The peroxisomal AAA ATPase complex prevents pexophagy and development of peroxisome biogenesis disorders

Peroxisome biogenesis disorders (PBDs) are metabolic disorders caused by the loss of peroxisomes. The majority of PBDs result from mutation in one of 3 genes that encode for the peroxisomal AAA ATPase complex (AAA-complex) required for cycling PEX5 for peroxisomal matrix protein import. Mutations in these genes are thought to result in a defect in peroxisome assembly by preventing the import of matrix proteins. However, we show here that loss of the AAA-complex does not prevent matrix protein import, but instead causes an upregulation of peroxisome degradation by macroautophagy, or pexophagy. The loss of AAA-complex function in cells results in the accumulation of ubiquitinated PEX5 on the peroxisomal membrane that signals pexophagy. Inhibiting autophagy by genetic or pharmacological approaches rescues peroxisome number, protein import and function.
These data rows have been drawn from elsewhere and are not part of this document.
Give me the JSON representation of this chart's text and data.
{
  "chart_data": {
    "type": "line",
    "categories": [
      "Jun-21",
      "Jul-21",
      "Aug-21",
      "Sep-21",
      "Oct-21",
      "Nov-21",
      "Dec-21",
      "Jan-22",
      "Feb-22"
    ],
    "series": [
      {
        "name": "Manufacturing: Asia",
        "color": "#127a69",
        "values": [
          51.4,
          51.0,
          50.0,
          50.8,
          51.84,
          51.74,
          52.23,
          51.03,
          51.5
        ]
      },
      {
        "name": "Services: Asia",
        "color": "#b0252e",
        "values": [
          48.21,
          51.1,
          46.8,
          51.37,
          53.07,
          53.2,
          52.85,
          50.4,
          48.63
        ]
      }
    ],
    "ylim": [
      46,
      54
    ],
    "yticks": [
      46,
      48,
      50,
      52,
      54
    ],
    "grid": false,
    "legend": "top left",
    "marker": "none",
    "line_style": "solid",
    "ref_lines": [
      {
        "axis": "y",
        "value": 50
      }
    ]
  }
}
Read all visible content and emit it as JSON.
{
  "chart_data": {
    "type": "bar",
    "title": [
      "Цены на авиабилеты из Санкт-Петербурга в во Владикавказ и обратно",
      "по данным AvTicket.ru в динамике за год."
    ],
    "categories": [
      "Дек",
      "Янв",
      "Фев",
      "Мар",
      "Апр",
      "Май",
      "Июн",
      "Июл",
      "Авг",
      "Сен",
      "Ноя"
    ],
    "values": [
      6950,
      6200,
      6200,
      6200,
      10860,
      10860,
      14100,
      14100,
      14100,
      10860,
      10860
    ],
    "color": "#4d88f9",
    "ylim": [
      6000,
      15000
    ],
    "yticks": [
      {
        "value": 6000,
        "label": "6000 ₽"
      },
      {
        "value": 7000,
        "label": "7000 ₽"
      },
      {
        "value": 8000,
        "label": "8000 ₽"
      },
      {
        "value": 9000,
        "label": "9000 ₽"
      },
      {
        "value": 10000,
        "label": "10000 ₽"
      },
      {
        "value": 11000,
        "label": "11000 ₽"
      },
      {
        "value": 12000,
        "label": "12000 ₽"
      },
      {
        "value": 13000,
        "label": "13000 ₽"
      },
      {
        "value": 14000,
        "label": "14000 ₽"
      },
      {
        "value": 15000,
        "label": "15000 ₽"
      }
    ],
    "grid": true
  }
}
Our findings suggest that the peroxisomal AAA-complex is required for peroxisome quality control, whereas its absence results in the selective degradation of the peroxisome. Thus the loss of peroxisomes in PBD patients with mutations in their peroxisomal AAA-complex is a result of increased pexophagy. Our study also provides a framework for the development of novel therapeutic treatments for PBDs.